Study finds most college football players return to play after ACL repair
High-level college football players frequently return to the field after ACL reconstruction, according to results of a study of Division 1 NCAA football players presented at the American Orthopaedic Society for Sports Medicine Specialty Day.
With the cooperation of team orthopedists and athletic trainers from institutions throughout the Atlantic Coast Conference, Pacific 12 Conference and Southeastern Conference, Daruwalla and colleagues studied data from 184 athletes who underwent ACL reconstruction from 2004 to 2010. Return to play (RTP) as well pertinent athletic and surgical variables that could alter an athlete’s RTP were analyzed.
Overall, the RTP rate was 82% for all athletes, a percentage that reached 95% for players who were starters prior to injury. They were followed by athletes who were moderately utilized in-game (88% RTP) while athletes who rarely played had a 73% RTP rate.
Collegiate career experience also played a significant role in RTP, as sophomores had the highest RTP rate (94%), followed by juniors, freshman and seniors at 89%, 83% and 73%, respectively. Athletes who were on scholarship had a significantly higher RTP rate (88%) than non-scholarship athletes (69%).
“Our research shows that returning from a major knee injury and surgery is definitely possible.

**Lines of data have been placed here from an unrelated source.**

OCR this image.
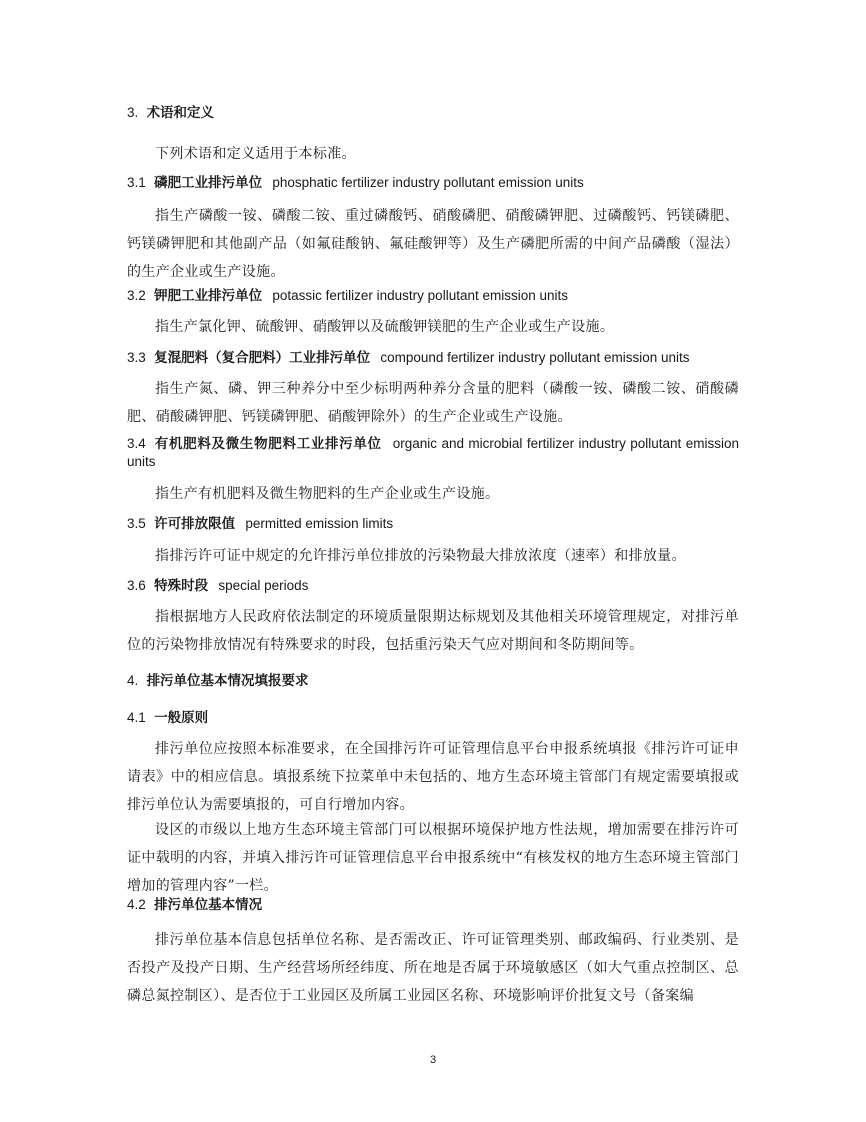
3. 术语和定义

下列术语和定义适用于本标准。

3.1 磷肥工业排污单位 phosphatic fertilizer industry pollutant emission units

指生产磷酸一铵、磷酸二铵、重过磷酸钙、硝酸磷肥、硝酸磷钾肥、过磷酸钙、钙镁磷肥、钙镁磷钾肥和其他副产品（如氟硅酸钠、氟硅酸钾等）及生产磷肥所需的中间产品磷酸（湿法）的生产企业或生产设施。

3.2 钾肥工业排污单位 potassic fertilizer industry pollutant emission units

指生产氯化钾、硫酸钾、硝酸钾以及硫酸钾镁肥的生产企业或生产设施。

3.3 复混肥料（复合肥料）工业排污单位 compound fertilizer industry pollutant emission units

指生产氮、磷、钾三种养分中至少标明两种养分含量的肥料（磷酸一铵、磷酸二铵、硝酸磷肥、硝酸磷钾肥、钙镁磷钾肥、硝酸钾除外）的生产企业或生产设施。

3.4 有机肥料及微生物肥料工业排污单位 organic and microbial fertilizer industry pollutant emission units

指生产有机肥料及微生物肥料的生产企业或生产设施。

3.5 许可排放限值 permitted emission limits

指排污许可证中规定的允许排污单位排放的污染物最大排放浓度（速率）和排放量。

3.6 特殊时段 special periods

指根据地方人民政府依法制定的环境质量限期达标规划及其他相关环境管理规定，对排污单位的污染物排放情况有特殊要求的时段，包括重污染天气应对期间和冬防期间等。

4. 排污单位基本情况填报要求
4.1 一般原则

排污单位应按照本标准要求，在全国排污许可证管理信息平台申报系统填报《排污许可证申请表》中的相应信息。填报系统下拉菜单中未包括的、地方生态环境主管部门有规定需要填报或排污单位认为需要填报的，可自行增加内容。

设区的市级以上地方生态环境主管部门可以根据环境保护地方性法规，增加需要在排污许可证中载明的内容，并填入排污许可证管理信息平台申报系统中“有核发权的地方生态环境主管部门增加的管理内容”一栏。

4.2 排污单位基本情况

排污单位基本信息包括单位名称、是否需改正、许可证管理类别、邮政编码、行业类别、是否投产及投产日期、生产经营场所经纬度、所在地是否属于环境敏感区（如大气重点控制区、总磷总氮控制区）、是否位于工业园区及所属工业园区名称、环境影响评价批复文号（备案编

3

Furthermore, we have found that the more motivated and skilled players are more likely to achieve this goal,” Jimmy Hoshang Daruwalla, MD, stated in a press release. “Sports medicine specialists will be able to use this data to help counsel players and tailor treatments for these collegiate athletes.”
Daruwalla J. Paper #7. Presented at: American Orthopaedic Society for Sports Medicine Specialty Day; March 15, 2014; New Orleans.
Disclosure: Daruwalla has no relevant financial disclosures.